Conditions are described for culture of 1321N1 cells under which cellular inositol is decreased from approximately 20 mM to < 0.5 mM but phosphoinositide concentrations are unaffected. The effects of the muscarinic-receptor agonist carbachol (1 mM) and/or LiCl (10 mM) on phosphoinositide turnover in these or in inositol-replete cells was examined after steady-state [3H]inositol labelling of phospholipid pools. In both inositol-replete and -depleted cells, carbachol stimulated similar initial (0-15 min) rates of phospholipase C (PLC) activity, in the presence of Li+. Subsequently (> 30-60 min) stimulated PLC activity and [3H]PtdIns concentrations declined dramatically only in depleted cells. In inositol-depleted cells, carbachol alone evoked increased concentrations of [3H]inositol, [3H]InsP1, [3H]InsP2, [3H]InsP3 and [3H]InsP4, which were largely sustained over 90 min, and concentrations of [3H]PtdIns, [3H]PtdInsP and [3H]PtdInsP2 were decreased only to approximately 82, 84 and 93% of control respectively. In the presence of Li+ in these cells, the stimulated rise in [3H]inositol was prevented and, although accumulation of [3H]InsP1, [3H]InsP2 and [3H]InsP3 was initially (0-30 min) potentiated, rates of accumulation of [3H]InsP1 and concentrations of [3H]polyphosphates later (> 30-60 min) declined, and concentrations of [3H]PtdIns, [3H]PtdInsP and [3H]PtdInsP2 were decreased respectively to approximately 39, 48 and 81% of control. After 60 min in the presence of both carbachol and Li+, stimulated PLC activity was decreased by approximately 70% compared with the initial rate in depleted cells. This decreased PLC activity was reflected by changes in the stimulated concentrations of [3H]Ins(1,3,4)P3 but not of [3H]Ins(1,4,5)P3, but effects of Li+ on the latter may have been obscured by the demonstrated, concomitant and equal stimulated accumulation of [3H]inositol 1:2cyclic,4,5-trisphosphate. These data suggest that receptor-mediated PLC activity is selectively impaired by Li+ as a secondary consequence of inositol monophosphatase inhibition in cells which are highly dependent on inositol re-cycling, but imply that, although Li+ attenuation of PLC activity correlates closely with parameters indicative of limiting inositol supply, it is not readily attributed to decreased PtdInsP2 availability. The potential for complex regulation of PLC and PtdIns synthase is discussed.
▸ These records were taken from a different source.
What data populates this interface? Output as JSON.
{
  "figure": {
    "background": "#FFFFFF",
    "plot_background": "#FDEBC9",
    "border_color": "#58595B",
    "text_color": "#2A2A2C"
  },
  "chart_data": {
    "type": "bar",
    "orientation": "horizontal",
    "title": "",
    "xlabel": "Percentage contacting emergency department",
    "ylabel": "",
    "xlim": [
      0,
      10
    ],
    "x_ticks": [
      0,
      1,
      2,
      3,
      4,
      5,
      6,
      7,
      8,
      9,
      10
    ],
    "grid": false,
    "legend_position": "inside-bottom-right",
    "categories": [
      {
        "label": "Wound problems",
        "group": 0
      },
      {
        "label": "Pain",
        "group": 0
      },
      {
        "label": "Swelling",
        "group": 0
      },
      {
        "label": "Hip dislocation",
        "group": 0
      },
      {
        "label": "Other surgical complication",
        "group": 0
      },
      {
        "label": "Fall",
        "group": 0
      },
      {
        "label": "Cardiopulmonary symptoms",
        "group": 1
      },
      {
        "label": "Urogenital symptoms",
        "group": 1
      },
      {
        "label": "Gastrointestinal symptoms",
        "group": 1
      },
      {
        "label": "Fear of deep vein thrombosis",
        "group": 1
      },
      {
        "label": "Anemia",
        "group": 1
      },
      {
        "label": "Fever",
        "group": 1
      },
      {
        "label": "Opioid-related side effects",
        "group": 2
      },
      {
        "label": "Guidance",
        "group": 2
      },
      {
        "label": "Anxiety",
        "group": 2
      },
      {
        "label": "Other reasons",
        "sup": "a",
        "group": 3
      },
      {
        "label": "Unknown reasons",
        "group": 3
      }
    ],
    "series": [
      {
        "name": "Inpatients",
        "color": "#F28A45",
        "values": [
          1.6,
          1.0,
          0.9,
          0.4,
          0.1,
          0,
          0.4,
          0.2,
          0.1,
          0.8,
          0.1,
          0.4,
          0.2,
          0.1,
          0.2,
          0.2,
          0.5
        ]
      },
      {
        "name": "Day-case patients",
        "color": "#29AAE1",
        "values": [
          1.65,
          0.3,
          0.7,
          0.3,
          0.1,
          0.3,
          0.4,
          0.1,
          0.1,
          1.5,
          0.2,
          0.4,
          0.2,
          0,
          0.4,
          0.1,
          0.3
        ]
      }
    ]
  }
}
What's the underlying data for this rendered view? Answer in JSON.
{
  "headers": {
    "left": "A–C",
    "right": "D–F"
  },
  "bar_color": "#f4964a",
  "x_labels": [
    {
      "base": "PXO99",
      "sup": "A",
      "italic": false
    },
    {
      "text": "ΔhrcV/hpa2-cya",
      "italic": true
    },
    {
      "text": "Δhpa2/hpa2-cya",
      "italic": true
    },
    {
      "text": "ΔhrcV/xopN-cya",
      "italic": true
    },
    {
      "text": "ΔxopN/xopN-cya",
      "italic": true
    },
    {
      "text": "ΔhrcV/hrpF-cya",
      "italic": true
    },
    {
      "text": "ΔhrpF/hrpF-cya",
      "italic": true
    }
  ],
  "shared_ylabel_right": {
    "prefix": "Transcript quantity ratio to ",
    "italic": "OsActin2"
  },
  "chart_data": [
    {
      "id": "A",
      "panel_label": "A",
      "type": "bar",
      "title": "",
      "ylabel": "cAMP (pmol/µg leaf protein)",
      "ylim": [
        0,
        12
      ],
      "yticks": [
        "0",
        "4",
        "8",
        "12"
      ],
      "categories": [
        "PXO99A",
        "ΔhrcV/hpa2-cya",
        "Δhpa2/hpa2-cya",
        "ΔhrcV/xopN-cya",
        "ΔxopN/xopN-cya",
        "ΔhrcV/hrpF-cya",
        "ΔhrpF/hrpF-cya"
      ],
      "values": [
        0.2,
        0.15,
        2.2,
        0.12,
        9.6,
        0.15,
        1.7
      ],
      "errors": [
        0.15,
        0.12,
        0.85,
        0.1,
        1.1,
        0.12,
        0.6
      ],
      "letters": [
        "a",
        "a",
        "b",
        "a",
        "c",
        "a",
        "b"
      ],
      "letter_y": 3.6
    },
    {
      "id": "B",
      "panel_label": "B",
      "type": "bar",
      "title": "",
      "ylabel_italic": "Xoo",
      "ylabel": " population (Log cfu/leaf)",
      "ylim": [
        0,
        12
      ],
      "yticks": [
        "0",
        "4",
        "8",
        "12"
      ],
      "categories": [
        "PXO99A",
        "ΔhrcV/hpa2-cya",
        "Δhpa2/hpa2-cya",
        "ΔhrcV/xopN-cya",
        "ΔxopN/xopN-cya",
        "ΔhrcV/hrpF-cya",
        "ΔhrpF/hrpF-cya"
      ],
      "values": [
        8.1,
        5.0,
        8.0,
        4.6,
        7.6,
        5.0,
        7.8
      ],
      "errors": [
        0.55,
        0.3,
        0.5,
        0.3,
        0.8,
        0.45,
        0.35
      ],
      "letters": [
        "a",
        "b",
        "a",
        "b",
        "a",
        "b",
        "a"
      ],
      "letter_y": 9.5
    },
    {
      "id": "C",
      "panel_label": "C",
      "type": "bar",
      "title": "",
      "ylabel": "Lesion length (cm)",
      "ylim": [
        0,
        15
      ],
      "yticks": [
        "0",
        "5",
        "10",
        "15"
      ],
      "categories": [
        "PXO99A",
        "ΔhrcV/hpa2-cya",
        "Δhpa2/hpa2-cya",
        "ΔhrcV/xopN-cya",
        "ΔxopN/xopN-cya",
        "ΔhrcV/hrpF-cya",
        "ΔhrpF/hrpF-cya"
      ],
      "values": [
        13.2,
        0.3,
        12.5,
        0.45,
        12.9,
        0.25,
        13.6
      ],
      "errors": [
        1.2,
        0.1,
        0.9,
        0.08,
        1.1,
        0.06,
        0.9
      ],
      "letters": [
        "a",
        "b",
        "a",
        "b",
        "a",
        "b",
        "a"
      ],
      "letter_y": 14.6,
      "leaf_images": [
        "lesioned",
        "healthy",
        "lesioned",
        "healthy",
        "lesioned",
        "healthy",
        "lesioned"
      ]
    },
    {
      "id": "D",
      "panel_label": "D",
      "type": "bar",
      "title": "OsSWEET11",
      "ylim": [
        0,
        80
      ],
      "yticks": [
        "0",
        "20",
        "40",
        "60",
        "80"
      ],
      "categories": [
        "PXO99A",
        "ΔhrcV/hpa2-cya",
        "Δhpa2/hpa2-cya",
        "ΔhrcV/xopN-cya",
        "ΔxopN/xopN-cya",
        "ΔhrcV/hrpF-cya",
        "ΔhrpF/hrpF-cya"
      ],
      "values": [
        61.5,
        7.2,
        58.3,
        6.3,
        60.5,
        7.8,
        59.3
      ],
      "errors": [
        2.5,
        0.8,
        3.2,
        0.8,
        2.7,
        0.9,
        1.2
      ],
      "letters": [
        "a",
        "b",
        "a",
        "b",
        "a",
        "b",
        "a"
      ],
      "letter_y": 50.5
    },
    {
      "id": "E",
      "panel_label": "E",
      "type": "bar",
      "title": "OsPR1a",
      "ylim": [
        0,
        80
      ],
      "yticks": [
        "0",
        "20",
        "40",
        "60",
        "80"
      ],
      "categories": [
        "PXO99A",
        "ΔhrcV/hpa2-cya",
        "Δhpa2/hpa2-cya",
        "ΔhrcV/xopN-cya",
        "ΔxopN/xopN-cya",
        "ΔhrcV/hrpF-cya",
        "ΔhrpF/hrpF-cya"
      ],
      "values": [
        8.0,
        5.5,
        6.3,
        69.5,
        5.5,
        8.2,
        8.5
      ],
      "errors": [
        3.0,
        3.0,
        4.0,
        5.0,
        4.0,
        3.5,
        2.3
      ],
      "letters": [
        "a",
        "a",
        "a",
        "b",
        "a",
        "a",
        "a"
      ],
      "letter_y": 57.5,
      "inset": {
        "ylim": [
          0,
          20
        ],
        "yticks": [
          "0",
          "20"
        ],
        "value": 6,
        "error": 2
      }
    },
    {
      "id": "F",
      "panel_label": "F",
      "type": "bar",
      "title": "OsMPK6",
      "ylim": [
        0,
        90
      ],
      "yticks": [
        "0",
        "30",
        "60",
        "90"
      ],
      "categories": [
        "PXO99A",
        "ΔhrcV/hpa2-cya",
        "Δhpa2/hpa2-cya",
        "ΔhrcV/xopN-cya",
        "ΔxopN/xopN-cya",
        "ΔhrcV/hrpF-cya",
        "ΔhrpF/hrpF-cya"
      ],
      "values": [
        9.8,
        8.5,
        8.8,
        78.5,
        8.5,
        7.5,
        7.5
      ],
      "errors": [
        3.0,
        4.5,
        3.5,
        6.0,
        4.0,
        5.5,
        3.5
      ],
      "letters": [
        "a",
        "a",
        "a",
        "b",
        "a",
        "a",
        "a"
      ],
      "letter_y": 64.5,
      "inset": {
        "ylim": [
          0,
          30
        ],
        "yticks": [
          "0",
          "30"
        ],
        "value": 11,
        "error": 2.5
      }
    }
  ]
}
本文描述了1321N1细胞的培养条件,在此条件下细胞内肌醇从约20 mM降至<0.5 mM,但磷酸肌醇浓度不受影响。在用[3H]肌醇对磷脂池进行稳态标记后,研究了毒蕈碱受体激动剂卡巴胆碱(1 mM)和/或LiCl(10 mM)对这些细胞或富含肌醇的细胞中磷酸肌醇周转的影响。在富含肌醇和缺乏肌醇的细胞中,在Li+存在的情况下,卡巴胆碱刺激的磷脂酶C(PLC)活性的初始(0 - 15分钟)速率相似。随后(>30 - 60分钟),仅在缺乏肌醇的细胞中,刺激的PLC活性和[3H]磷脂酰肌醇(PtdIns)浓度急剧下降。在缺乏肌醇的细胞中,单独使用卡巴胆碱会引起[3H]肌醇、[3H]肌醇一磷酸(InsP1)、[3H]肌醇二磷酸(InsP2)、[3H]肌醇三磷酸(InsP3)和[3H]肌醇四磷酸(InsP4)浓度升高,这些浓度在90分钟内基本保持稳定,而[3H]PtdIns、[3H]磷脂酰肌醇磷酸(PtdInsP)和[3H]磷脂酰肌醇二磷酸(PtdInsP2)浓度仅分别降至对照的约82%、84%和93%。在这些细胞中存在Li+时,[3H]肌醇的刺激升高被阻止,尽管[3H]InsP1、[3H]InsP2和[3H]InsP3的积累最初(0 - 30分钟)增强,但[3H]InsP1的积累速率和[3H]多磷酸肌醇的浓度随后(>30 - 60分钟)下降,[3H]PtdIns、[3H]PtdInsP和[3H]PtdInsP2浓度分别降至对照的约39%、48%和81%。在卡巴胆碱和Li+共同存在60分钟后,与缺乏肌醇细胞的初始速率相比,刺激的PLC活性降低了约70%。这种降低的PLC活性通过[3H]肌醇(1,3,4)三磷酸(Ins(1,3,4)P3)刺激浓度的变化反映出来,但[3H]肌醇(1,4,5)三磷酸(Ins(1,4,5)P3)的刺激浓度没有变化,不过Li+对后者的影响可能已被所证明的[3H]肌醇1:2环化、4,5 - 三磷酸的同时且同等刺激积累所掩盖。这些数据表明,在高度依赖肌醇再循环的细胞中,作为肌醇单磷酸酶抑制的次要后果,Li+会选择性地损害受体介导的PLC活性,但这意味着,尽管Li+对PLC活性的减弱与指示肌醇供应受限的参数密切相关,但它不太容易归因于PtdInsP2可用性的降低。本文还讨论了PLC和磷脂酰肌醇合成酶复杂调节的可能性。